Le Accademie fra la via Emilia e il West
La secolare e prestigiosa storia culturale dell’Accademia Rubiconia Simpemenia dei Filopatridi di Savignano alla ribalta del convegno internazionale Accademie dalla via Emilia al West in programma l’8 e 9 marzo all’aula Prodi del Dipartimento di Storia culture civiltà dell’ateneo bolognese. Il 9 marzo, nel corso della sessione dedicata a Ferrara e la Romagna, il giornalista e scrittore Edoardo Maurizio Turci terrà la relazione dal titolo: “La Rubiconia Accademia dei Filopatridi, già degli Incolti (sec. XVII), lungo la via Emilia, nel cuore della Romagna”.
Turci ha recentemente curato il volume Giulio Perticari (1779-1822). Uno dei migliori ingegni del classicismo italiano, edito dal Ponte Vecchio per la collana di pubblicazioni che illustrano la storia della gloriosa Accademia.
Nata nel segno del classicismo e del dibattito secolare intorno alla questione della lingua nazionale, la Rubiconia sorse nel 1801 sulla scorta delle preesistente Accademia degli Incolti. Ne furono artefici assieme a Perticari, che assunse, secondo i dettami arcadici, il nome di Alceo Compitano, altri celebri studiosi come l’archeologo Bartolomeo Borghesi e il giurista Girolamo Amati.
Perticari assunse negli anni anche vari incarichi pubblici, così come contrasse un matrimonio – ricco di contrasti e molteplici sospetti di reciproche infedeltà, che alimentarono il “gossip” dell’epoca e dei decenni a venire – con Costanza, figlia del grande poeta romagnolo Vincenzo Monti, donna dotata di vivo ingegno e notevole bellezza.
Il conte letterato savignanese fu difensore del classicismo e del purismo linguistico, amico di Pindemonte, Niccolini, Mai e Labus. A Roma diresse il Giornale arcadico polemizzando, nel modo puntuto della pubblicistica del tempo, anche con Giacomo Leopardi.

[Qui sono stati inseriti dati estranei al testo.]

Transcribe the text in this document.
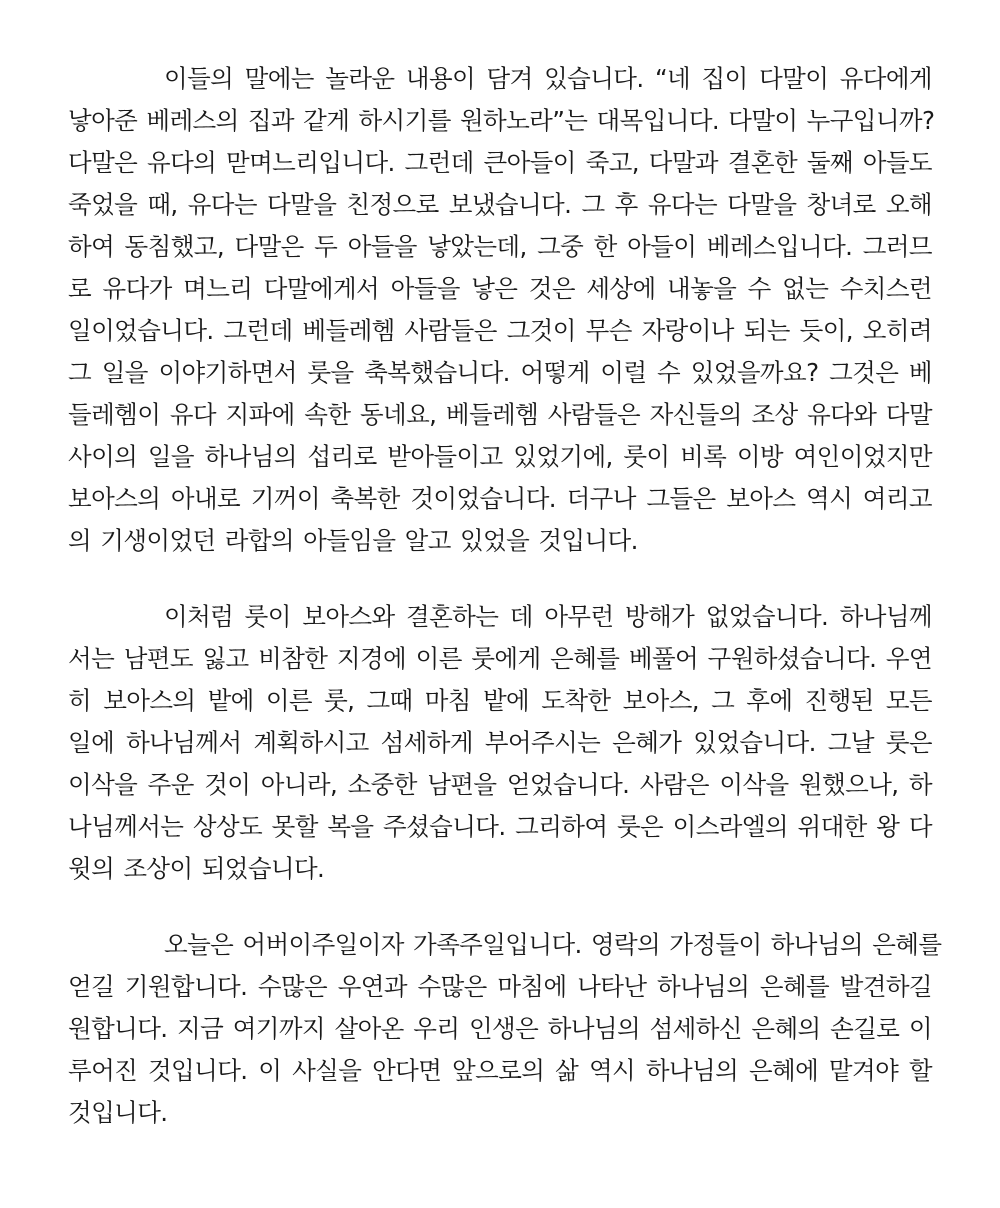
이들의 말에는 놀라운 내용이 담겨 있습니다. “네 집이 다말이 유다에게
낳아준 베레스의 집과 같게 하시기를 원하노라”는 대목입니다. 다말이 누구입니까?
다말은 유다의 맏며느리입니다. 그런데 큰아들이 죽고, 다말과 결혼한 둘째 아들도
죽었을 때, 유다는 다말을 친정으로 보냈습니다. 그 후 유다는 다말을 창녀로 오해
하여 동침했고, 다말은 두 아들을 낳았는데, 그중 한 아들이 베레스입니다. 그러므
로 유다가 며느리 다말에게서 아들을 낳은 것은 세상에 내놓을 수 없는 수치스런
일이었습니다. 그런데 베들레헴 사람들은 그것이 무슨 자랑이나 되는 듯이, 오히려
그 일을 이야기하면서 룻을 축복했습니다. 어떻게 이럴 수 있었을까요? 그것은 베
들레헴이 유다 지파에 속한 동네요, 베들레헴 사람들은 자신들의 조상 유다와 다말
사이의 일을 하나님의 섭리로 받아들이고 있었기에, 룻이 비록 이방 여인이었지만
보아스의 아내로 기꺼이 축복한 것이었습니다. 더구나 그들은 보아스 역시 여리고
의 기생이었던 라합의 아들임을 알고 있었을 것입니다.
이처럼 룻이 보아스와 결혼하는 데 아무런 방해가 없었습니다. 하나님께
서는 남편도 잃고 비참한 지경에 이른 룻에게 은혜를 베풀어 구원하셨습니다. 우연
히 보아스의 밭에 이른 룻, 그때 마침 밭에 도착한 보아스, 그 후에 진행된 모든
일에 하나님께서 계획하시고 섬세하게 부어주시는 은혜가 있었습니다. 그날 룻은
이삭을 주운 것이 아니라, 소중한 남편을 얻었습니다. 사람은 이삭을 원했으나, 하
나님께서는 상상도 못할 복을 주셨습니다. 그리하여 룻은 이스라엘의 위대한 왕 다
윗의 조상이 되었습니다.
오늘은 어버이주일이자 가족주일입니다. 영락의 가정들이 하나님의 은혜를
얻길 기원합니다. 수많은 우연과 수많은 마침에 나타난 하나님의 은혜를 발견하길
원합니다. 지금 여기까지 살아온 우리 인생은 하나님의 섬세하신 은혜의 손길로 이
루어진 것입니다. 이 사실을 안다면 앞으로의 삶 역시 하나님의 은혜에 맡겨야 할
것입니다.
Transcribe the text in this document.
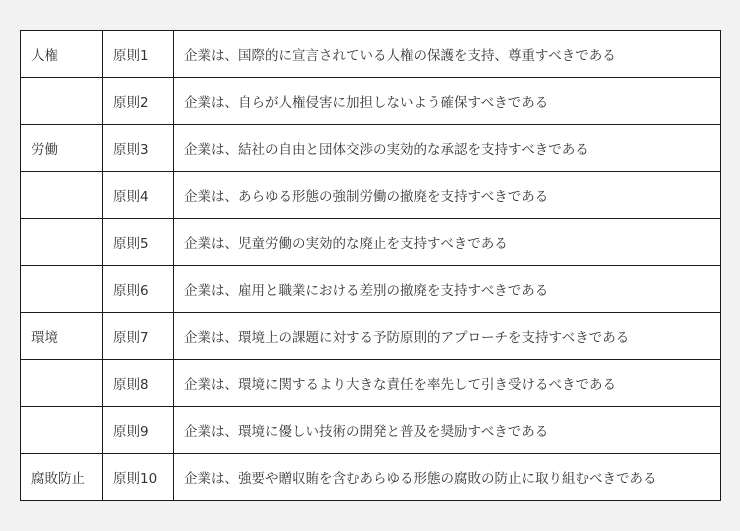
人権	原則1	企業は、国際的に宣言されている人権の保護を支持、尊重すべきである
	原則2	企業は、自らが人権侵害に加担しないよう確保すべきである
労働	原則3	企業は、結社の自由と団体交渉の実効的な承認を支持すべきである
	原則4	企業は、あらゆる形態の強制労働の撤廃を支持すべきである
	原則5	企業は、児童労働の実効的な廃止を支持すべきである
	原則6	企業は、雇用と職業における差別の撤廃を支持すべきである
環境	原則7	企業は、環境上の課題に対する予防原則的アプローチを支持すべきである
	原則8	企業は、環境に関するより大きな責任を率先して引き受けるべきである
	原則9	企業は、環境に優しい技術の開発と普及を奨励すべきである
腐敗防止	原則10	企業は、強要や贈収賄を含むあらゆる形態の腐敗の防止に取り組むべきである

Suoi anche saggi critici relativi alle origini della letteratura italiana e della lingua. Nell’opera “Degli scrittori del Trecento e de’ loro imitatori” sostenne che si dovesse studiare la lingua degli antichi, senza però seguirla pedissequamente (come certo classicismo imperante proponeva). Ne “Dell’amor patrio di Dante e del suo libro intorno al volgare eloquio” dimostrò che nel pensiero dantesco la lingua italiana non è soltanto quella di Firenze, ma quella di tutte le regioni d’Italia. Autore di prose e poesie, Perticari scrisse una quarantina di opere, la maggior parte delle quali non riuscì a pubblicare a causa della morte prematura.